Deux soldats camerounais grièvement blessés, armes volées et poste militaire incendié dans une attaque à Mora

Mora, le 20 juin 2025 – La nuit du 19 au 20 juin 2025 a été marquée par une nouvelle attaque meurtrière dans la région de l’Extrême-Nord du Cameroun. Des éléments présumés de l’État islamique en Afrique de l’Ouest (ISWAP) ont pris pour cible le poste militaire avancé de la Bonderie, situé à Mora, non loin de la frontière nigériane. Selon des sources sécuritaires, au moins deux soldats camerounais ont été sérieusement touchés, tandis que des armes et des munitions ont été dérobées par les assaillants. Le poste a également été incendié avant leur fuite.

Cette base, modérément sécurisée, se trouve à seulement 23 km de Banki, une localité nigériane de l’État de Borno, où l’ISWAP chercherait à étendre son influence. Des renseignements locaux suggèrent que le groupe terroriste pourrait cacher des combattants dans la forêt de Waza, une zone stratégique pour mener des attaques transfrontalières.

Une série d’attaques coordonnées

Cette attaque s’inscrit dans une escalade récente des violences perpétrées par les groupes jihadistes dans la région. Trois jours plus tôt, dans la nuit du 16 au 17 juin, l’ISWAP a frappé le camp militaire de Tchoukouli (coordonnées : 12.36814, 14.38328), blessant grièvement trois soldats, incendiant les installations et un camion militaire, avant de s’emparer d’un stock d’armes et de munitions.

La veille de cette attaque, un véhicule blindé de l’armée nigériane a été touché par un engin explosif improvisé (EEI) entre Wulgo et Gambaru, près de la frontière camerounaise. Le groupe terroriste a revendiqué l’attaque, affirmant avoir endommagé le véhicule et blessé des soldats.

Boko Haram tente des incursions, mais est repoussé

Parallèlement, Boko Haram a multiplié les tentatives d’infiltration dans plusieurs localités. Dans la nuit du 18 au 19 juin, vers 3 heures du matin, des combattants ont essayé de pénétrer dans Tolkomari, mais ont été repoussés par les forces de défense locales (Covis) et l’armée camerounaise. Une tentative similaire a eu lieu à Kourgui, sans succès pour les assaillants.

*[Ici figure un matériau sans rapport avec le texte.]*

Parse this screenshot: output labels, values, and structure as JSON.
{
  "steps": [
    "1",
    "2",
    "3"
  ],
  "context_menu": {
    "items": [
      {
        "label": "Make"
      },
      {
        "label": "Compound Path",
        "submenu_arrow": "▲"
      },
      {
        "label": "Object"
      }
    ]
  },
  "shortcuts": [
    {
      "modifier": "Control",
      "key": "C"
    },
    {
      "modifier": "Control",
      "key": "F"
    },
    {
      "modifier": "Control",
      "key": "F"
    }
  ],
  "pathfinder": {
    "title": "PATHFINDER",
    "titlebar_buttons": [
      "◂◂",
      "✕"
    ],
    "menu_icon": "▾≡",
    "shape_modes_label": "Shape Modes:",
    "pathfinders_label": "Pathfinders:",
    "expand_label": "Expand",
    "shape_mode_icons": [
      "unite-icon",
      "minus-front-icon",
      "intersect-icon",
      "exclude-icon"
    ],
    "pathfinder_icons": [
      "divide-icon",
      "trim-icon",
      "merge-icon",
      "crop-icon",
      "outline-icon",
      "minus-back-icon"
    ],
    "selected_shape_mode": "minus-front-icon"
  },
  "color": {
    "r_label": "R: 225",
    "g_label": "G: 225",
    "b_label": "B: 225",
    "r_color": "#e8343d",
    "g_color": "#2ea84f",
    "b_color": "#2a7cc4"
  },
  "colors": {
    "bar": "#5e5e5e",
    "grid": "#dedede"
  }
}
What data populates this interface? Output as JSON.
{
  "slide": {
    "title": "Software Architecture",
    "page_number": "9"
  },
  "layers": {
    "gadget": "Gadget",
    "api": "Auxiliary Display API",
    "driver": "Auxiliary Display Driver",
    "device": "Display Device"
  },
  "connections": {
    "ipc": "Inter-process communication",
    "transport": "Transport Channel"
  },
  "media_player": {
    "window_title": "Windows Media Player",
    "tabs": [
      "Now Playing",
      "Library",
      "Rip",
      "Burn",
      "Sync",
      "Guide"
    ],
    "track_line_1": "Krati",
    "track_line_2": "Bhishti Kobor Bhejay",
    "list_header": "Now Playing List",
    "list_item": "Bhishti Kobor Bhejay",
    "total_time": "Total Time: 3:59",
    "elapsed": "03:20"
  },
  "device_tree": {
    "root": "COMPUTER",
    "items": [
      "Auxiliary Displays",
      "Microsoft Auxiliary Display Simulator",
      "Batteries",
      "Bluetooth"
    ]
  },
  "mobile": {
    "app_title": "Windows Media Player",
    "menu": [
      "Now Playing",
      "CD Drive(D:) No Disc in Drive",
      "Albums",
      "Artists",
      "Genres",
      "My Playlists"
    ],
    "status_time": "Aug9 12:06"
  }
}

Malheureusement, ces attaques n’ont pas été sans victimes civiles. Un chef de famille a été gravement blessé par balle à Tolkomari dans la nuit du 18 au 19 juin et a dû être évacué d’urgence. Par ailleurs, un habitant a été enlevé par des hommes armés présumés membres de Boko Haram dans la même localité.

Bergers miraculeusement sauvés

Dans un autre incident, deux bergers et leur bétail ont échappé de justesse à une tentative d’enlèvement par Boko Haram à Kourgui dans la nuit du 16 au 17 juin. Selon des témoins, une intervention rapide des vigiles locaux a contraint les terroristes à abandonner leurs proies et à prendre la fuite.

Une situation sécuritaire qui se dégrade

Ces événements illustrent la recrudescence des activités terroristes dans la zone frontalière entre le Cameroun et le Nigeria. Malgré les efforts des armées camerounaise et nigériane, ainsi que des milices d’autodéfense, les groupes jihadistes parviennent encore à mener des attaques éclairs, semant la terreur parmi les populations civiles.

Les autorités camerounaises n’ont pas encore officiellement communiqué sur ces derniers incidents, mais une réunion d’urgence des forces de sécurité régionales serait en cours pour renforcer la surveillance le long de la frontière.
La région de l’Extrême-Nord reste un point chaud dans la lutte contre le terrorisme en Afrique centrale. Les attaques répétées de l’ISWAP et de Boko Haram montrent une adaptation tactique inquiétante, avec des cibles militaires et civiles de plus en plus fréquentes. La communauté internationale, notamment à travers la Force Multinationale Mixte (FMM), pourrait être appelée à intensifier son soutien pour éviter une nouvelle détérioration de la situation.